High Highs is the self-titled debut official release from the trio, hailing from Sydney but now settled in Brooklyn. Short but sweet, the four track EP is less than fifteen minutes of sumptuous electronically enhanced indie pop. Despite its brevity, this first installment from the trio immerses the listener in a fully realized dreamy atmospheric — and sometimes eerie — world.

“Open Season” invites you in with smooth waves of floaty keys and far-reaching chords. Vocalist Jack Milas fearlessly shimmies up to high notes and tucks harmonies into every nook. These waves ramp up to a full-fledged pop chorus, the kind that inevitably burrows into your brain and rests for a while. A shimmery instrumental breakdown towards the end is followed by a final trailing verse that edges into silence.

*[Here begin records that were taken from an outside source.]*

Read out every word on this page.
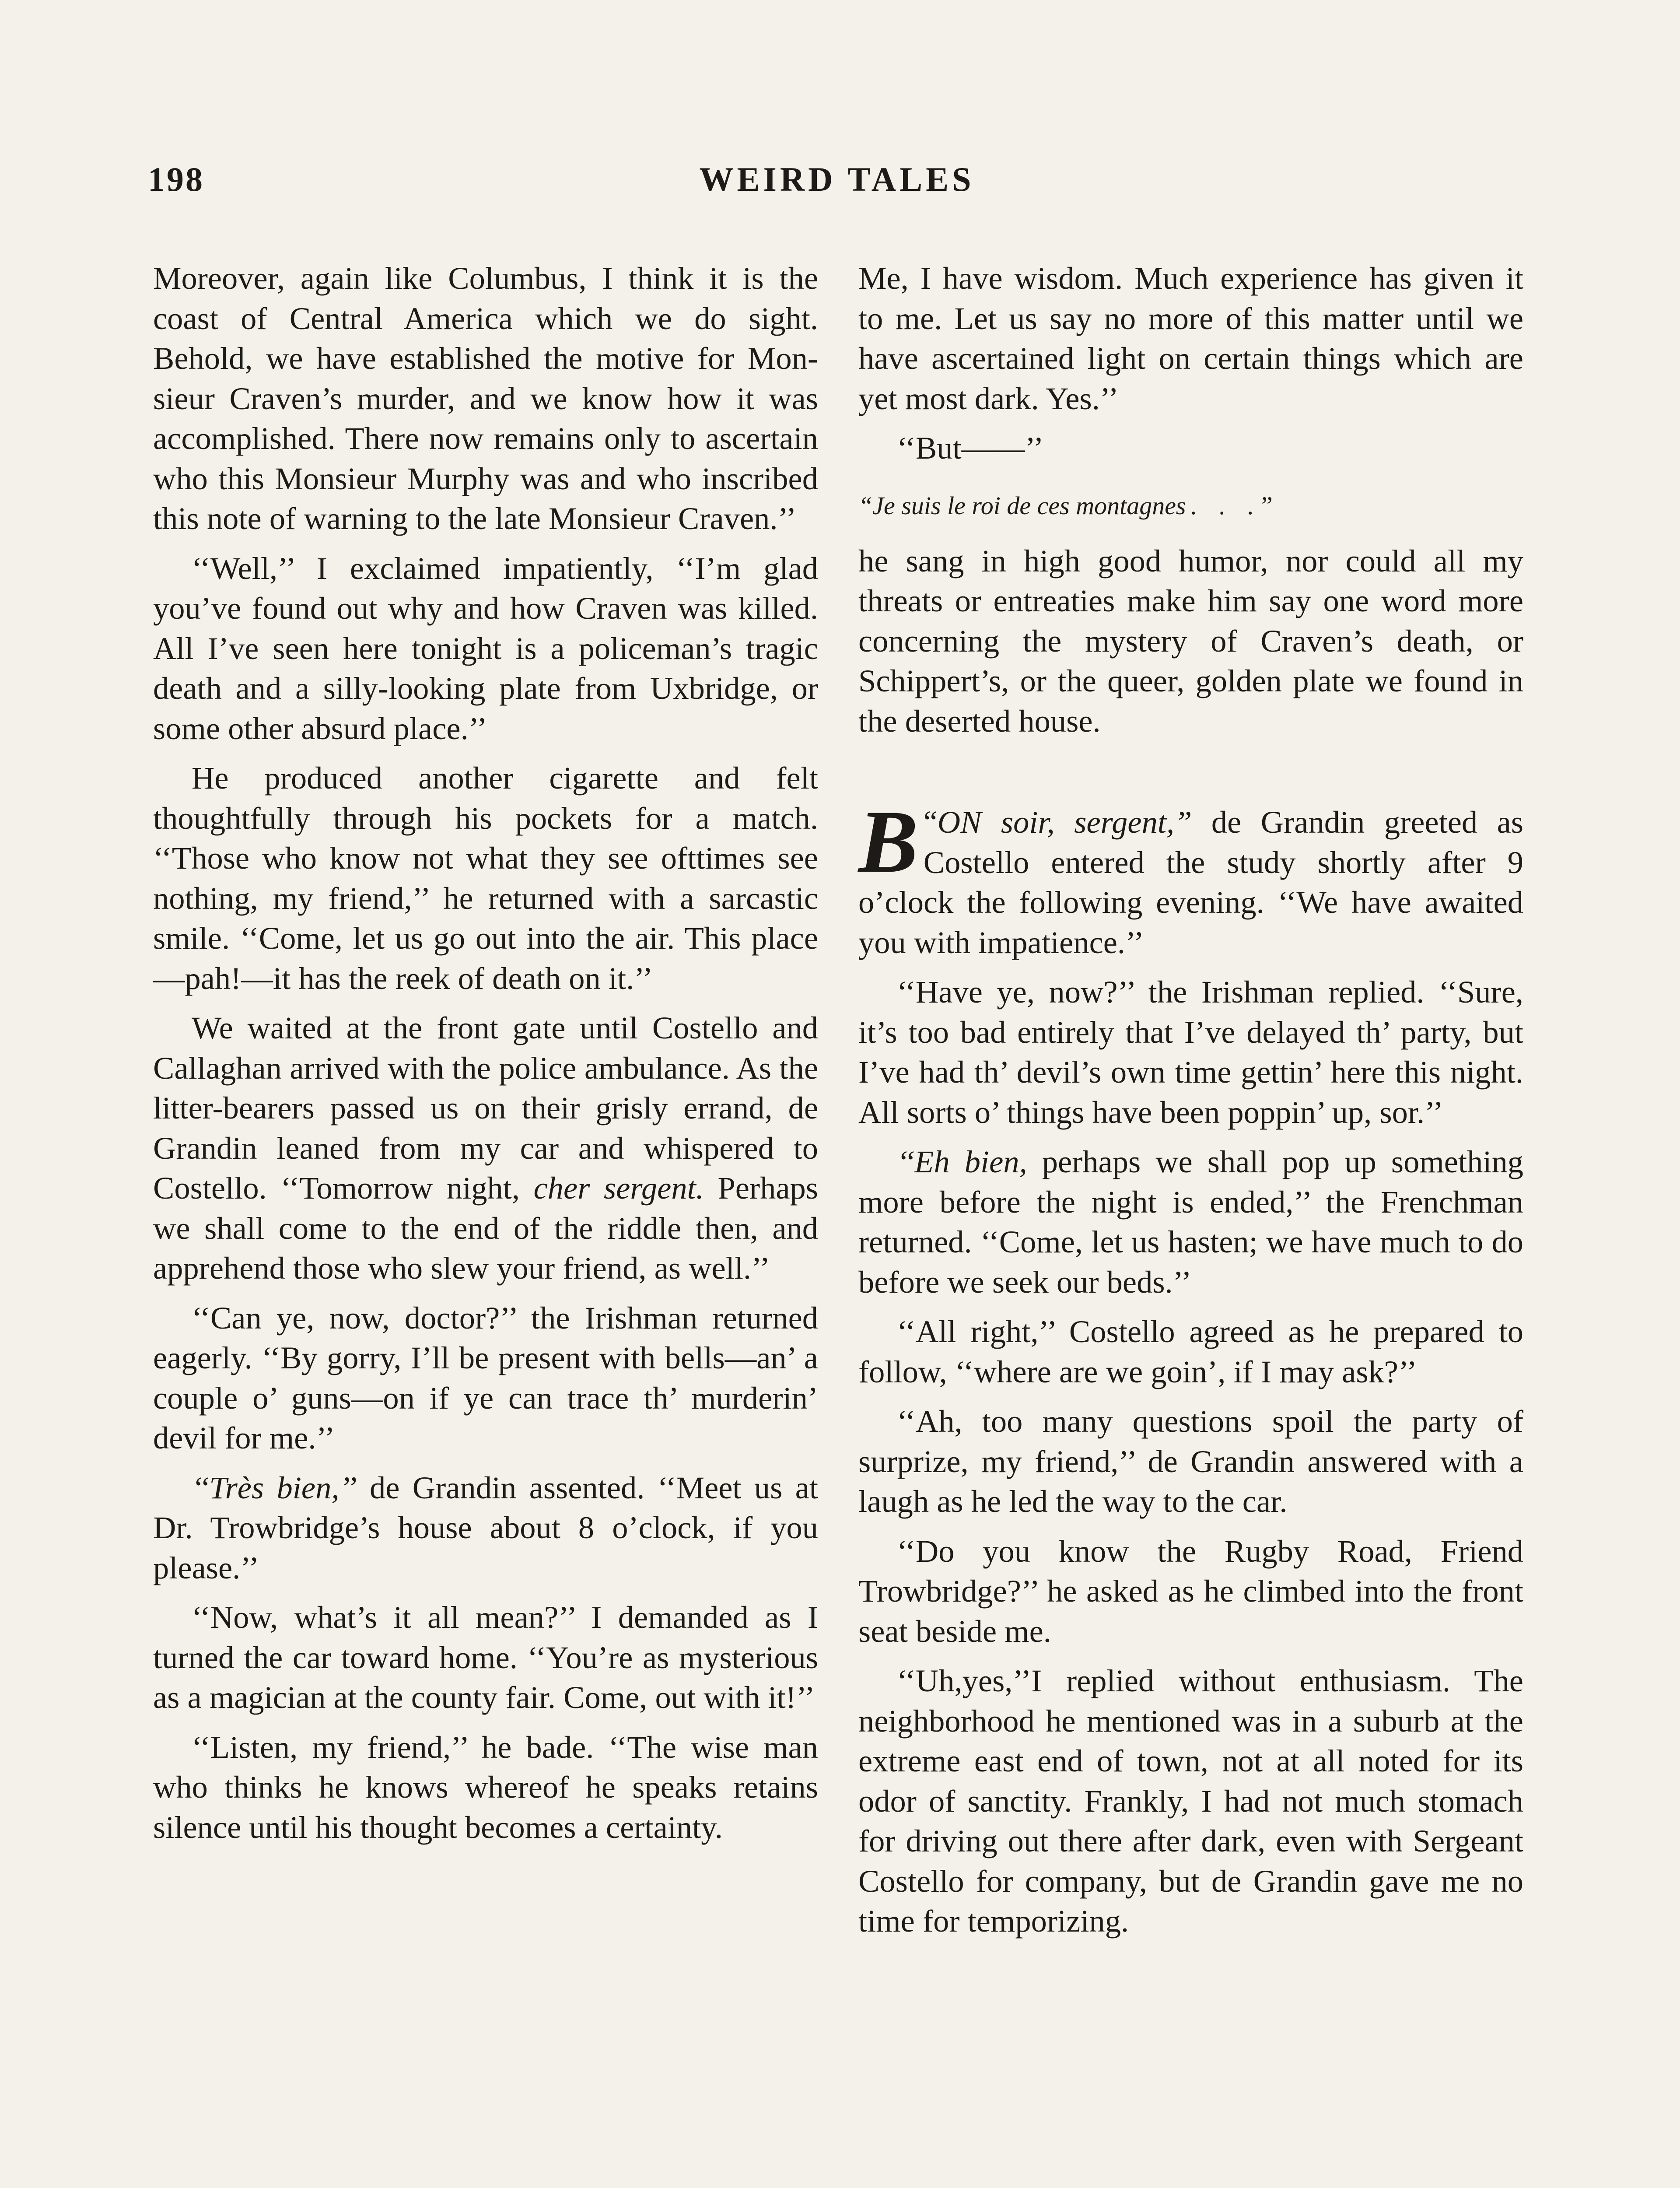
198	WEIRD TALES

Moreover, again like Columbus, I think it is the coast of Central America which we do sight. Behold, we have established the motive for Monsieur Craven’s murder, and we know how it was accomplished. There now remains only to ascertain who this Monsieur Murphy was and who inscribed this note of warning to the late Monsieur Craven.’’

‘‘Well,’’ I exclaimed impatiently, ‘‘I’m glad you’ve found out why and how Craven was killed. All I’ve seen here tonight is a policeman’s tragic death and a silly-looking plate from Uxbridge, or some other absurd place.’’

He produced another cigarette and felt thoughtfully through his pockets for a match. ‘‘Those who know not what they see ofttimes see nothing, my friend,’’ he returned with a sarcastic smile. ‘‘Come, let us go out into the air. This place—pah!—it has the reek of death on it.’’

We waited at the front gate until Costello and Callaghan arrived with the police ambulance. As the litter-bearers passed us on their grisly errand, de Grandin leaned from my car and whispered to Costello. ‘‘Tomorrow night, cher sergent. Perhaps we shall come to the end of the riddle then, and apprehend those who slew your friend, as well.’’

‘‘Can ye, now, doctor?’’ the Irishman returned eagerly. ‘‘By gorry, I’ll be present with bells—an’ a couple o’ guns—on if ye can trace th’ murderin’ devil for me.’’

‘‘Très bien,’’ de Grandin assented. ‘‘Meet us at Dr. Trowbridge’s house about 8 o’clock, if you please.’’

‘‘Now, what’s it all mean?’’ I demanded as I turned the car toward home. ‘‘You’re as mysterious as a magician at the county fair. Come, out with it!’’

‘‘Listen, my friend,’’ he bade. ‘‘The wise man who thinks he knows whereof he speaks retains silence until his thought becomes a certainty.

Me, I have wisdom. Much experience has given it to me. Let us say no more of this matter until we have ascertained light on certain things which are yet most dark. Yes.’’

‘‘But——’’

“Je suis le roi de ces montagnes . . .”

he sang in high good humor, nor could all my threats or entreaties make him say one word more concerning the mystery of Craven’s death, or Schippert’s, or the queer, golden plate we found in the deserted house.

“
B ON soir, sergent,” de Grandin greeted as Costello entered the study shortly after 9 o’clock the following evening. ‘‘We have awaited you with impatience.’’

‘‘Have ye, now?’’ the Irishman replied. ‘‘Sure, it’s too bad entirely that I’ve delayed th’ party, but I’ve had th’ devil’s own time gettin’ here this night. All sorts o’ things have been poppin’ up, sor.’’

‘‘Eh bien, perhaps we shall pop up something more before the night is ended,’’ the Frenchman returned. ‘‘Come, let us hasten; we have much to do before we seek our beds.’’

‘‘All right,’’ Costello agreed as he prepared to follow, ‘‘where are we goin’, if I may ask?’’

‘‘Ah, too many questions spoil the party of surprize, my friend,’’ de Grandin answered with a laugh as he led the way to the car.

‘‘Do you know the Rugby Road, Friend Trowbridge?’’ he asked as he climbed into the front seat beside me.

‘‘Uh,yes,’’I replied without enthusiasm. The neighborhood he mentioned was in a suburb at the extreme east end of town, not at all noted for its odor of sanctity. Frankly, I had not much stomach for driving out there after dark, even with Sergeant Costello for company, but de Grandin gave me no time for temporizing.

“Flowers Bloom” follows. Packed with breathy “ooohs” and “ohhhs” this track is even gentler than the first. Although the sailing is a little too smooth – the levels don’t vary much – this number is still richly stratified. With so many similar elements, it’s clear that High Highs have a definite sound. While this track fits the mold of that fluttering lush sound, it doesn’t stand out.

Ghostly and hazy “Ivy” comes third. Markedly spookier than its predecessors, this track is executed in a strained, warbling whisper. Electronic pieces softly echo in back layers building an unsettlingly sweet foundation. Unlike the last, “Ivy” shows off the range that High Highs are capable of achieving within their niche.

Appropriately, the guitar-heavy final track, “Horses,” is lullaby-like. The first line, “By and by, white horses go” immediately calls to mind a dream sequence or a counting sheep-like ritual. Vigorously strummed acoustic chords build frenetic energy under a soothing vocal overlay. Calmly repeated lines of lyrics throughout put the album to rest.

From sweeping hooks to haunting harmonies, the High Highs debut is a gentle seesaw between poppy and dreamy to eerie and floating, rarely leaving the listener out in the ether.